His exit is managed without the calculated poise of his entrance. It is a relief, I tell myself, to have him out of my hair. (Which hair? Witch hair.)
We meet halfway on the basement stairs, Yuri coming down as I ascend. I throw him a kiss, which he takes as his due. He points his index finger at me. Bang bang.
I feel emptied out. I take two Tylenol caplets and lie down. I put my hand on my heart. (It may not even be where I think it is.) I listen to myself breathe.
I wake to a kiss between the eyes. Yuri says, leaning over me, “What are we going to do about dinner?”
I wake in an erotic phase. Why do n’t you just eat me like a banquet, I think of saying. This familiar man, sitting half-turned away on the bed, is talking of taking Chinese food in for dinner, has General Tso’s chicken on his mind.

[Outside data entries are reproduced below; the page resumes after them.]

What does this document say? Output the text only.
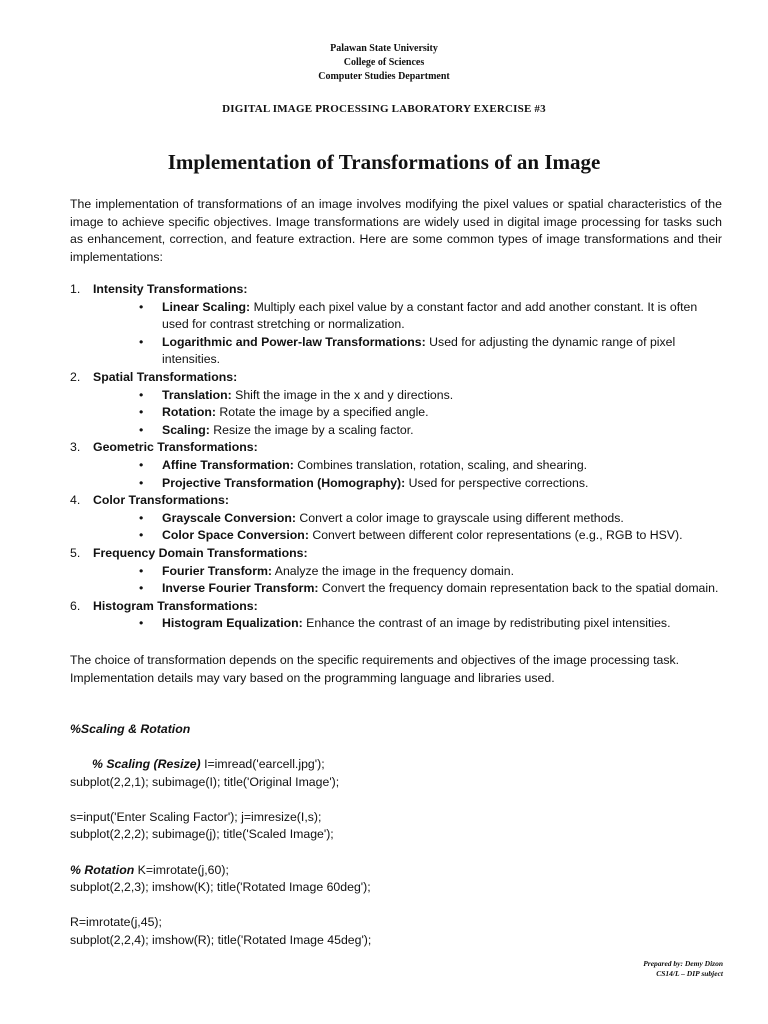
Palawan State University
College of Sciences
Computer Studies Department
DIGITAL IMAGE PROCESSING LABORATORY EXERCISE #3
Implementation of Transformations of an Image
The implementation of transformations of an image involves modifying the pixel values or spatial characteristics of the image to achieve specific objectives. Image transformations are widely used in digital image processing for tasks such as enhancement, correction, and feature extraction. Here are some common types of image transformations and their implementations:
1. Intensity Transformations:
• Linear Scaling: Multiply each pixel value by a constant factor and add another constant. It is often used for contrast stretching or normalization.
• Logarithmic and Power-law Transformations: Used for adjusting the dynamic range of pixel intensities.
2. Spatial Transformations:
• Translation: Shift the image in the x and y directions.
• Rotation: Rotate the image by a specified angle.
• Scaling: Resize the image by a scaling factor.
3. Geometric Transformations:
• Affine Transformation: Combines translation, rotation, scaling, and shearing.
• Projective Transformation (Homography): Used for perspective corrections.
4. Color Transformations:
• Grayscale Conversion: Convert a color image to grayscale using different methods.
• Color Space Conversion: Convert between different color representations (e.g., RGB to HSV).
5. Frequency Domain Transformations:
• Fourier Transform: Analyze the image in the frequency domain.
• Inverse Fourier Transform: Convert the frequency domain representation back to the spatial domain.
6. Histogram Transformations:
• Histogram Equalization: Enhance the contrast of an image by redistributing pixel intensities.
The choice of transformation depends on the specific requirements and objectives of the image processing task. Implementation details may vary based on the programming language and libraries used.
%Scaling & Rotation
% Scaling (Resize) I=imread('earcell.jpg');
subplot(2,2,1); subimage(I); title('Original Image');
s=input('Enter Scaling Factor'); j=imresize(I,s);
subplot(2,2,2); subimage(j); title('Scaled Image');
% Rotation K=imrotate(j,60);
subplot(2,2,3); imshow(K); title('Rotated Image 60deg');
R=imrotate(j,45);
subplot(2,2,4); imshow(R); title('Rotated Image 45deg');
Prepared by: Demy Dizon
CS14/L – DIP subject
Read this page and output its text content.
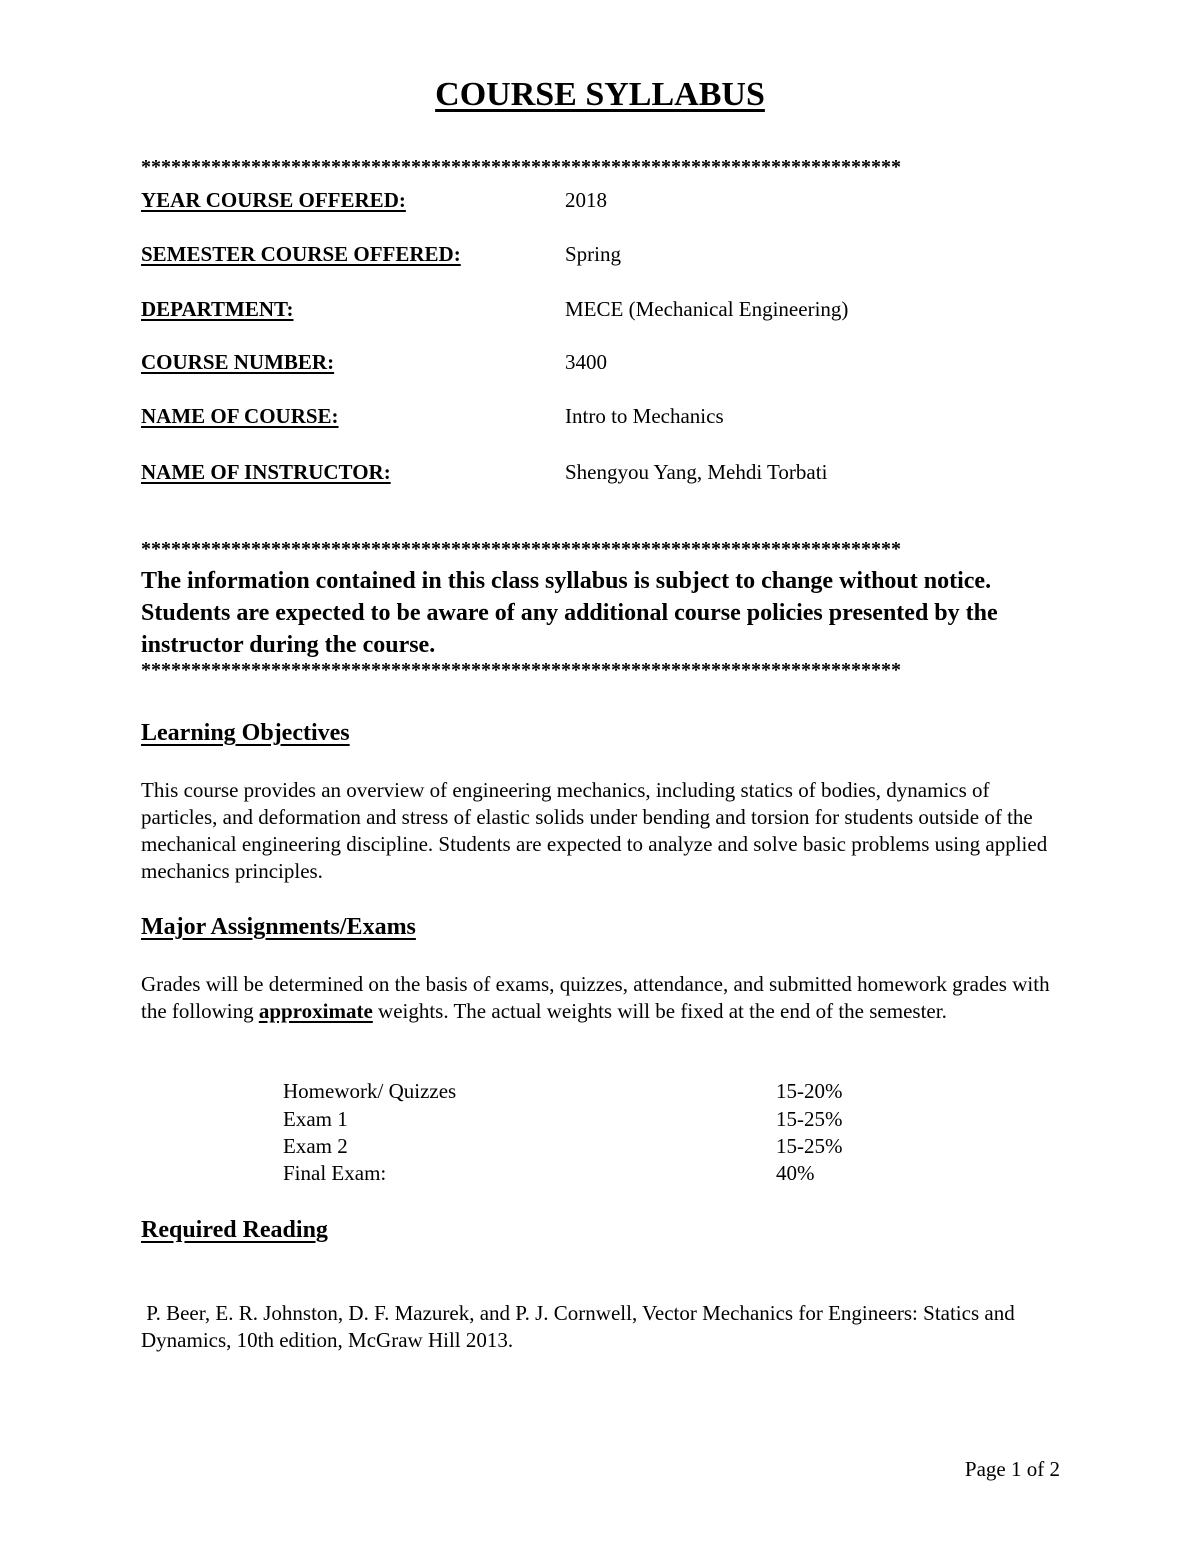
COURSE SYLLABUS
****************************************************************************
YEAR COURSE OFFERED:	2018
SEMESTER COURSE OFFERED:	Spring
DEPARTMENT:	MECE (Mechanical Engineering)
COURSE NUMBER:	3400
NAME OF COURSE:	Intro to Mechanics
NAME OF INSTRUCTOR:	Shengyou Yang, Mehdi Torbati
****************************************************************************
The information contained in this class syllabus is subject to change without notice. Students are expected to be aware of any additional course policies presented by the instructor during the course.
****************************************************************************
Learning Objectives
This course provides an overview of engineering mechanics, including statics of bodies, dynamics of particles, and deformation and stress of elastic solids under bending and torsion for students outside of the mechanical engineering discipline. Students are expected to analyze and solve basic problems using applied mechanics principles.
Major Assignments/Exams
Grades will be determined on the basis of exams, quizzes, attendance, and submitted homework grades with the following approximate weights. The actual weights will be fixed at the end of the semester.
Homework/ Quizzes	15-20%
Exam 1	15-25%
Exam 2	15-25%
Final Exam:	40%
Required Reading
P. Beer, E. R. Johnston, D. F. Mazurek, and P. J. Cornwell, Vector Mechanics for Engineers: Statics and Dynamics, 10th edition, McGraw Hill 2013.
Page 1 of 2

I touch his arm. I rub it as if it were a magic lamp. Otherness is an unbridgeable distance. (When we met he told me he was five ten; I said I was five seven and a half. One day last month, I realized we were really the same height.)
“Do we have a date for tonight?” he asks.
“Why don’t you make the decision about dinner?” I say. “I don’t want to think about it.”
Two things upset me today. Two trifles. A letter from an insurance company addressed to Dr. and Mrs. Tipton. Yuri showing me a rather charming love note from one of his clinical psych students.